The Bootleg Series Volume 6: Bob Dylan Live 1964 Concert at Philharmonic Hall (Columbia / Legacy)
Reviewed by Shawn Badgley, Fri., May 7, 2004
Bob DylanThe Bootleg Series Vol. 6: Bob Dylan Live 1964 Concert at Philharmonic Hall (Columbia/Legacy) "Don't let that scare you," Bob Dylan tells the enthusiastic Oct. 31, 1964, Philharmonic audience after the distinctly up-tempo introduction of "If You Gotta Go, Go Now (Or Else You Got to Stay All Night)," a song of mischievous sexual innocence. "It's just Halloween. I have my Bob Dylan mask on." It's one of the many red-wine-and-weed giggles that folk's then-fading golden boy emitted on that night, but it's also more.
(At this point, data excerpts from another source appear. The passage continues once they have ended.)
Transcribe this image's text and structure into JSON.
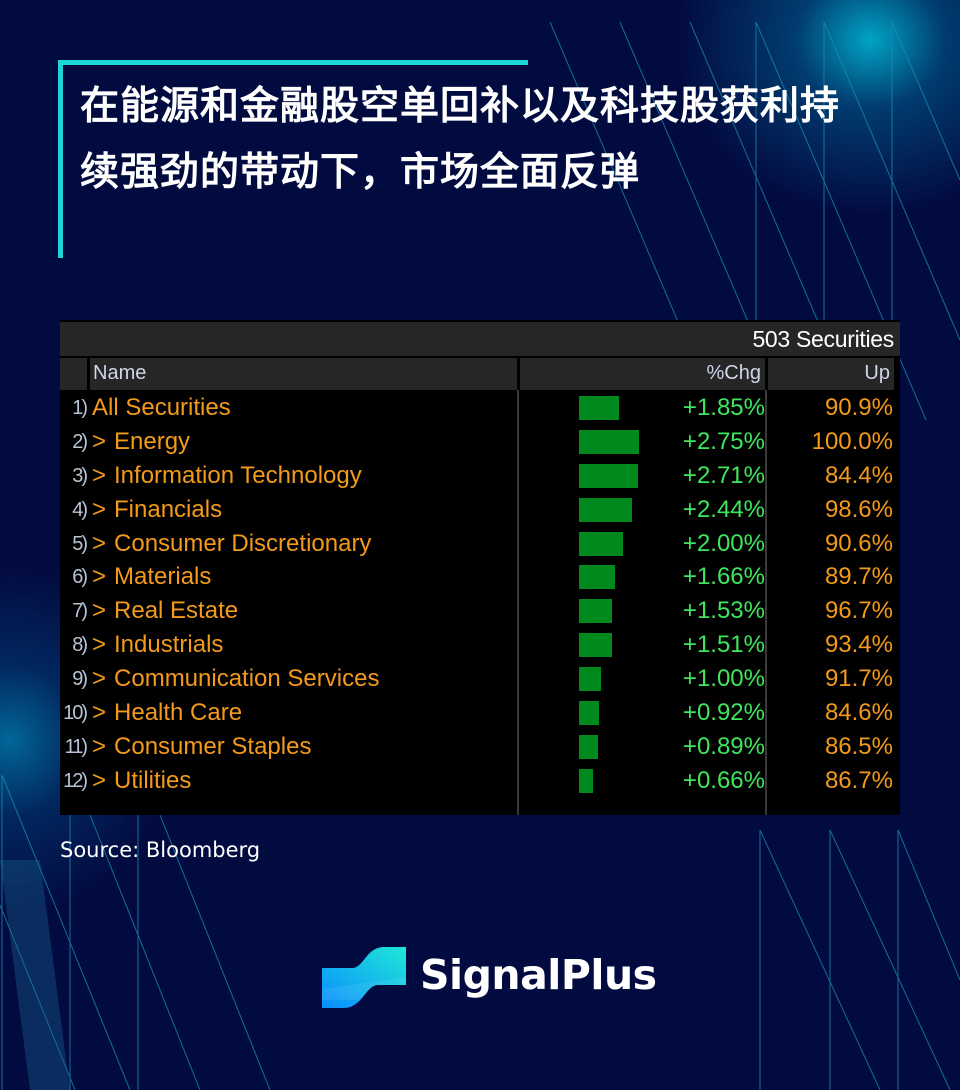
{
  "headline": "在能源和金融股空单回补以及科技股获利持续强劲的带动下，市场全面反弹",
  "colors": {
    "background": "#020b40",
    "accent": "#1fd6d6",
    "name_text": "#f39a1b",
    "chg_text": "#3ee65e",
    "bar": "#008a1e"
  },
  "table": {
    "securities_count": "503 Securities",
    "columns": {
      "name": "Name",
      "chg": "%Chg",
      "up": "Up"
    },
    "rows": [
      {
        "num": "1)",
        "name": "All Securities",
        "expand": false,
        "chg": "+1.85%",
        "chg_value": 1.85,
        "up": "90.9%"
      },
      {
        "num": "2)",
        "name": "Energy",
        "expand": true,
        "chg": "+2.75%",
        "chg_value": 2.75,
        "up": "100.0%"
      },
      {
        "num": "3)",
        "name": "Information Technology",
        "expand": true,
        "chg": "+2.71%",
        "chg_value": 2.71,
        "up": "84.4%"
      },
      {
        "num": "4)",
        "name": "Financials",
        "expand": true,
        "chg": "+2.44%",
        "chg_value": 2.44,
        "up": "98.6%"
      },
      {
        "num": "5)",
        "name": "Consumer Discretionary",
        "expand": true,
        "chg": "+2.00%",
        "chg_value": 2.0,
        "up": "90.6%"
      },
      {
        "num": "6)",
        "name": "Materials",
        "expand": true,
        "chg": "+1.66%",
        "chg_value": 1.66,
        "up": "89.7%"
      },
      {
        "num": "7)",
        "name": "Real Estate",
        "expand": true,
        "chg": "+1.53%",
        "chg_value": 1.53,
        "up": "96.7%"
      },
      {
        "num": "8)",
        "name": "Industrials",
        "expand": true,
        "chg": "+1.51%",
        "chg_value": 1.51,
        "up": "93.4%"
      },
      {
        "num": "9)",
        "name": "Communication Services",
        "expand": true,
        "chg": "+1.00%",
        "chg_value": 1.0,
        "up": "91.7%"
      },
      {
        "num": "10)",
        "name": "Health Care",
        "expand": true,
        "chg": "+0.92%",
        "chg_value": 0.92,
        "up": "84.6%"
      },
      {
        "num": "11)",
        "name": "Consumer Staples",
        "expand": true,
        "chg": "+0.89%",
        "chg_value": 0.89,
        "up": "86.5%"
      },
      {
        "num": "12)",
        "name": "Utilities",
        "expand": true,
        "chg": "+0.66%",
        "chg_value": 0.66,
        "up": "86.7%"
      }
    ]
  },
  "source": "Source: Bloomberg",
  "brand": {
    "name": "SignalPlus",
    "logo_icon": "signalplus-logo-icon"
  }
}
Dylan was becoming the Napoleon in rags, the wicked messenger, the dead man's last pistol shot, the vane in an idiot wind. He still starts the show with the anthemic "The Times They Are A-Changin'," but now he follows it with the wild romance of "Spanish Harlem Incident." "The night is pitch black," he howls after a crystalline harmonica break. "Come and make my pale face fit into place, oh please! Let me know, babe, that when you surround me, if it's you my lifelines trace." The formula is one that Dylan finds ideal for this concert, as well as for the next six months' worth: injustice-women-injustice-women, with the variables of mystic poetry and wit mixed in. In other words, "Talkin' John Birch Paranoid Blues," "To Ramona," "Talkin' World III Blues," "Don't Think Twice, It's All Right," along with the revelatory "Gates of Eden" and a bumbling intimacy with the audience. To witness it all must have been astounding. To close your eyes and hear it on this masterfully restored 2-CD recording (complete with four Joan Baez duets), you start picking up what Dylan was putting down in 1985 when he said he "always thought that one man, the one balladeer with a guitar, could blow an entire army off the stage if he knew what he was doing."